Consistency control strategies include voltage-based, SOC-based, and capacity-based approaches. Among them, the voltage-based approach is convenient, intuitive, simple, and widely used, but its disadvantage is that the voltage difference at the battery terminals is small, resulting in poor balancing effect. The SOC-based approach can effectively avoid over-balancing, but it has high requirements for controller design and is more difficult to use. The capacity-based approach can obtain the maximum usable capacity, but the calculation is complex and the application is difficult.
IV. Power Battery Structural Design and Thermal Management Analysis
Xu Jun pointed out that batteries need to operate within a very suitable temperature range; excessively high or low temperatures will affect the battery's performance. Operating a battery in a high-temperature environment can cause it to overheat and lead to thermal runaway, which in severe cases can even cause the battery to explode. At very low temperatures, the amount of electricity the battery can release and charge is extremely limited, and under low-temperature conditions, the battery may experience internal short circuits, which can potentially lead to thermal runaway.
The purpose of thermal management is to ensure battery safety and enable the battery to perform better. The main functions of thermal management include:
(1) Effective heat exchange is performed when the battery temperature is too high to prevent thermal runaway accidents;
(2) Preheat the battery when the temperature is low to ensure charging and discharging performance;
(3) Reduce temperature differences within the battery pack and suppress the formation of localized hot spots. Therefore, battery thermal management is of great significance for improving vehicle performance.
Battery thermal management methods include air cooling, liquid cooling, phase change materials, and heat pipes. Xu Jun frankly stated that with substantial subsidies for new energy vehicles, many power batteries on the market currently lack thermal management. He believes that after subsidies are phased out, everyone will let their products speak for themselves; whoever has better technology will gain a larger market share, and the higher the actual user acceptance of their product will be.

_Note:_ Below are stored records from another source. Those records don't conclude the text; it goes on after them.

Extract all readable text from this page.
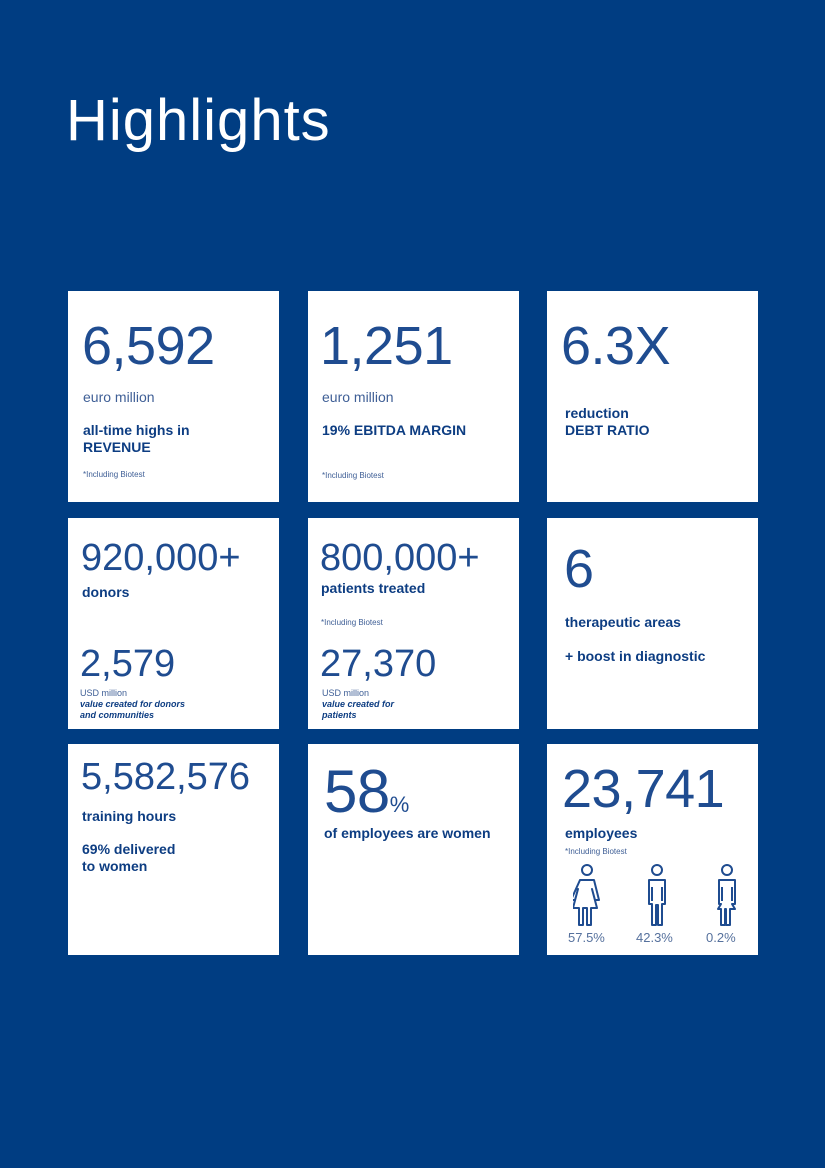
Highlights
6,592
euro million
all-time highs in
REVENUE
*Including Biotest
1,251
euro million
19% EBITDA MARGIN
*Including Biotest
6.3X
reduction
DEBT RATIO
920,000+
donors
2,579
USD million
value created for donors
and communities
800,000+
patients treated
*Including Biotest
27,370
USD million
value created for
patients
6
therapeutic areas
+ boost in diagnostic
5,582,576
training hours
69% delivered
to women
58%
of employees are women
23,741
employees
*Including Biotest
57.5% 42.3%	0.2%
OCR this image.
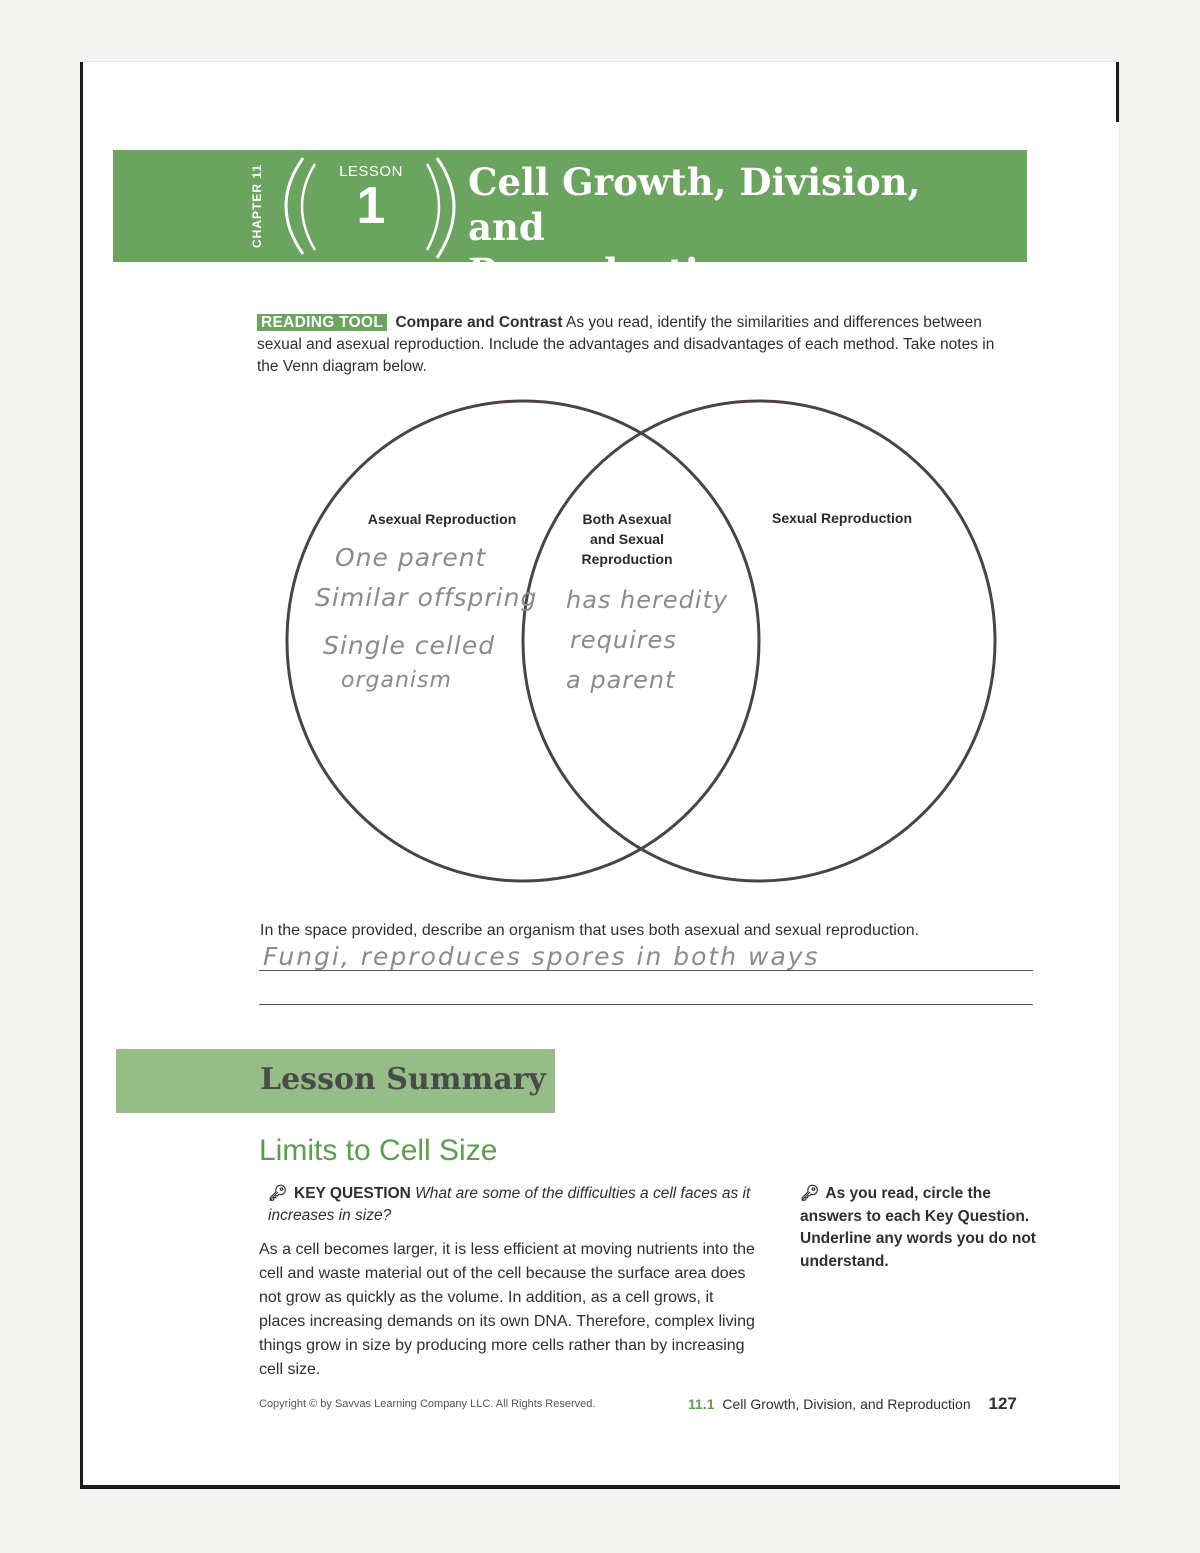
CHAPTER 11	LESSON
1	Cell Growth, Division, and
Reproduction

READING TOOL Compare and Contrast As you read, identify the similarities and differences between sexual and asexual reproduction. Include the advantages and disadvantages of each method. Take notes in the Venn diagram below.

Asexual Reproduction	Both Asexual
and Sexual
Reproduction
Sexual Reproduction
One parent
Similar offspring
Single celled
organism
has heredity
requires
a parent

In the space provided, describe an organism that uses both asexual and sexual reproduction.

Fungi, reproduces spores in both ways
Lesson Summary
Limits to Cell Size

🔑︎ KEY QUESTION What are some of the difficulties a cell faces as it increases in size?

As a cell becomes larger, it is less efficient at moving nutrients into the cell and waste material out of the cell because the surface area does not grow as quickly as the volume. In addition, as a cell grows, it places increasing demands on its own DNA. Therefore, complex living things grow in size by producing more cells rather than by increasing cell size.

🔑︎ As you read, circle the answers to each Key Question. Underline any words you do not understand.

Copyright © by Savvas Learning Company LLC. All Rights Reserved.	11.1 Cell Growth, Division, and Reproduction 127
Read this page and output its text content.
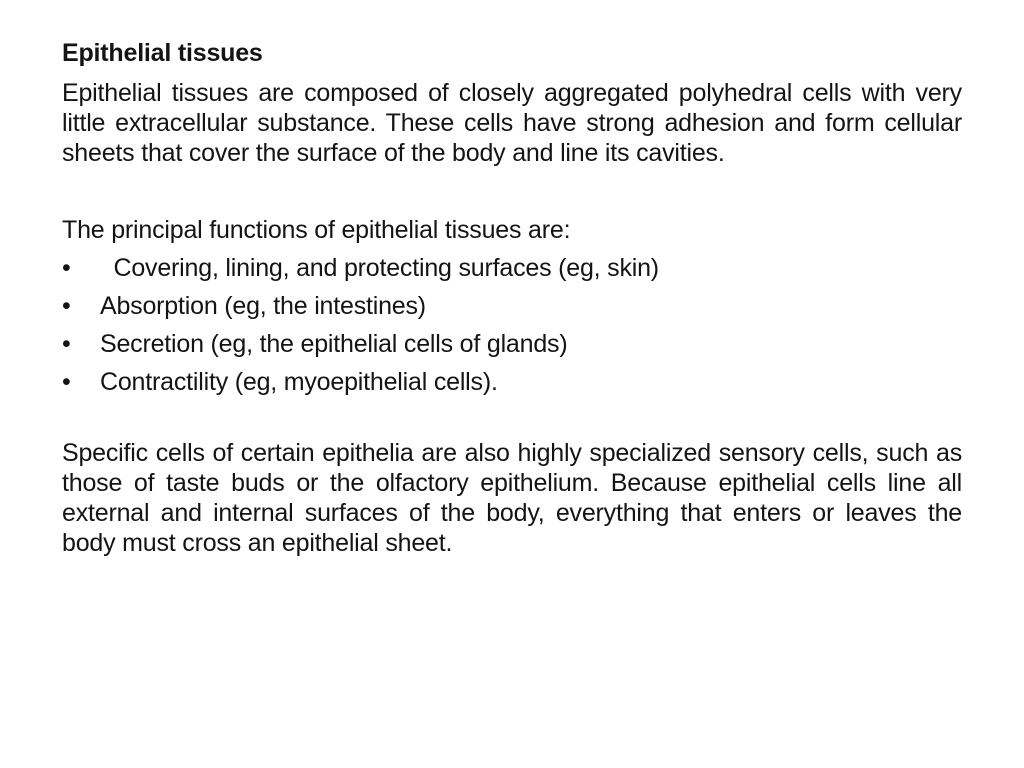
Epithelial tissues

Epithelial tissues are composed of closely aggregated polyhedral cells with very little extracellular substance. These cells have strong adhesion and form cellular sheets that cover the surface of the body and line its cavities.

The principal functions of epithelial tissues are:

•	Covering, lining, and protecting surfaces (eg, skin)
•	Absorption (eg, the intestines)
•	Secretion (eg, the epithelial cells of glands)
•	Contractility (eg, myoepithelial cells).

Specific cells of certain epithelia are also highly specialized sensory cells, such as those of taste buds or the olfactory epithelium. Because epithelial cells line all external and internal surfaces of the body, everything that enters or leaves the body must cross an epithelial sheet.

Air cooling, also known as air cooling, uses air as the cooling medium. Xu Jun stated that the Prius air cooling system is currently quite well-known in this field, while some domestic manufacturers' so-called air cooling simply involves adding a few fans, and the effect is not particularly good.
Liquid cooling is gradually gaining acceptance in China, and more and more manufacturers are launching products that use liquid cooling.
Phase change material (PCM) cooling involves directly immersing the battery pack in PCM, or using a jacketed structure where a ring-shaped PCM is wrapped around a single cell to form a slightly larger single cell, which is then assembled into a battery pack. During battery discharge, the system stores heat in the PCM as latent heat of phase change, thereby absorbing the heat released by the battery and rapidly reducing its temperature.
Heat pipe cooling uses a sealed hollow tube structure and utilizes evaporation phase change for heat transfer. The main advantage of heat pipe cooling is its ability to instantly transfer heat from one side to the other. According to Xu Jun, heat pipes are already used in consumer electronics, but their application in electric vehicle battery management systems is still relatively limited.
Battery thermal management includes not only cooling but also low-temperature heating. Low-temperature heating methods include external heating and internal heating. External heating methods include air/liquid heating, membrane heating, and other heating methods, while internal heating methods include AC heating and internal self-heating.